I’ve been talking about my secret project for a while now. It’s certainly a secret no longer. It’s time you got a proper update.
Here’s a screenshot I made a few months ago, for the homepage:
This is what I know:
Eventually I’d like to have most of a Scratch editor, with support for importing & renaming of costumes and sounds. I still need to implement variables and lists. For now, there’s just a (fancy) code editor.
Syntax highlighting works: blocks are highlighted using the category colours from Scratch. This actually requires a full-blown parser; unlike most languages just highlight based on only the kinds of expression (such as numbers and strings), tosh highlights based on the commands. And commands have a reasonably complicated grammar, so writing that has been interesting.
Auto-complete is mostly working, with bugs; it needs rewriting a third time. And designing usable completion is harder than you’d expect.
I came up with a way of doing completion directly based on the language’s grammar. Assuming the principle is actually sound (I haven’t proved it correct) it might in fact be a novel technique.
tosh will support any Scratch project: you’ll be able to create a project entirely in tosh, or import an existing one, or export and edit in Scratch and then re-import, and finally export your creation to an
.sb2file and upload it to scratch.mit.edu.
Allowing both import and export causes some interesting design issues, particularly variable names. I’ll write more about that later.
tosh will use Scratch 2.0 files only. No 1.4 support.
The language will be exactly Scratch: “write blocks as you’d read them”.
I experimented with various extensions, such as using
=for assignment, but I decided against them. I’m clear about sticking to this principle.
tosh embeds phosphorus to play Scratch projects.

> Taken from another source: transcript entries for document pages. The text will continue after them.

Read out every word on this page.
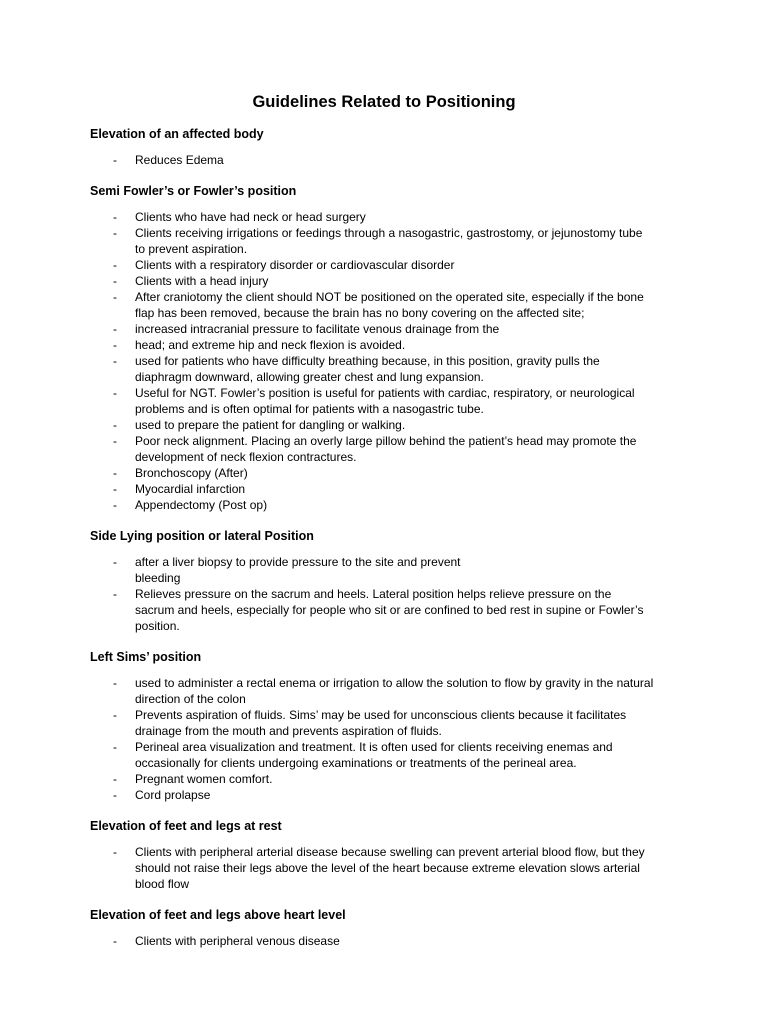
Guidelines Related to Positioning
Elevation of an affected body
- Reduces Edema
Semi Fowler’s or Fowler’s position
- Clients who have had neck or head surgery
- Clients receiving irrigations or feedings through a nasogastric, gastrostomy, or jejunostomy tube
to prevent aspiration.
- Clients with a respiratory disorder or cardiovascular disorder
- Clients with a head injury
- After craniotomy the client should NOT be positioned on the operated site, especially if the bone
flap has been removed, because the brain has no bony covering on the affected site;
- increased intracranial pressure to facilitate venous drainage from the
- head; and extreme hip and neck flexion is avoided.
- used for patients who have difficulty breathing because, in this position, gravity pulls the
diaphragm downward, allowing greater chest and lung expansion.
- Useful for NGT. Fowler’s position is useful for patients with cardiac, respiratory, or neurological
problems and is often optimal for patients with a nasogastric tube.
- used to prepare the patient for dangling or walking.
- Poor neck alignment. Placing an overly large pillow behind the patient’s head may promote the
development of neck flexion contractures.
- Bronchoscopy (After)
- Myocardial infarction
- Appendectomy (Post op)
Side Lying position or lateral Position
- after a liver biopsy to provide pressure to the site and prevent
bleeding
- Relieves pressure on the sacrum and heels. Lateral position helps relieve pressure on the
sacrum and heels, especially for people who sit or are confined to bed rest in supine or Fowler’s
position.
Left Sims’ position
- used to administer a rectal enema or irrigation to allow the solution to flow by gravity in the natural
direction of the colon
- Prevents aspiration of fluids. Sims’ may be used for unconscious clients because it facilitates
drainage from the mouth and prevents aspiration of fluids.
- Perineal area visualization and treatment. It is often used for clients receiving enemas and
occasionally for clients undergoing examinations or treatments of the perineal area.
- Pregnant women comfort.
- Cord prolapse
Elevation of feet and legs at rest
- Clients with peripheral arterial disease because swelling can prevent arterial blood flow, but they
should not raise their legs above the level of the heart because extreme elevation slows arterial
blood flow
Elevation of feet and legs above heart level
- Clients with peripheral venous disease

A week ago I finally implemented compiling. Presssing ⌘⏎ compiles the code and runs it in phosphorus.
I put off implementing compiling for a long time, focusing instead on the code editor and parser. Those are the largest parts of the project and hardest to get right.
But I’m glad I did it, because now tosh is much more fun to work on. (Though now I get distracted making silly turtle art projects!)
There’s a lesson here about the virtues of tackling the hard part first vs. making a complete prototype. (One of the two is like the “tracer bullet” technique from The Pragmatic Programmer.) Either can be good, but what you really need is a fun prototype.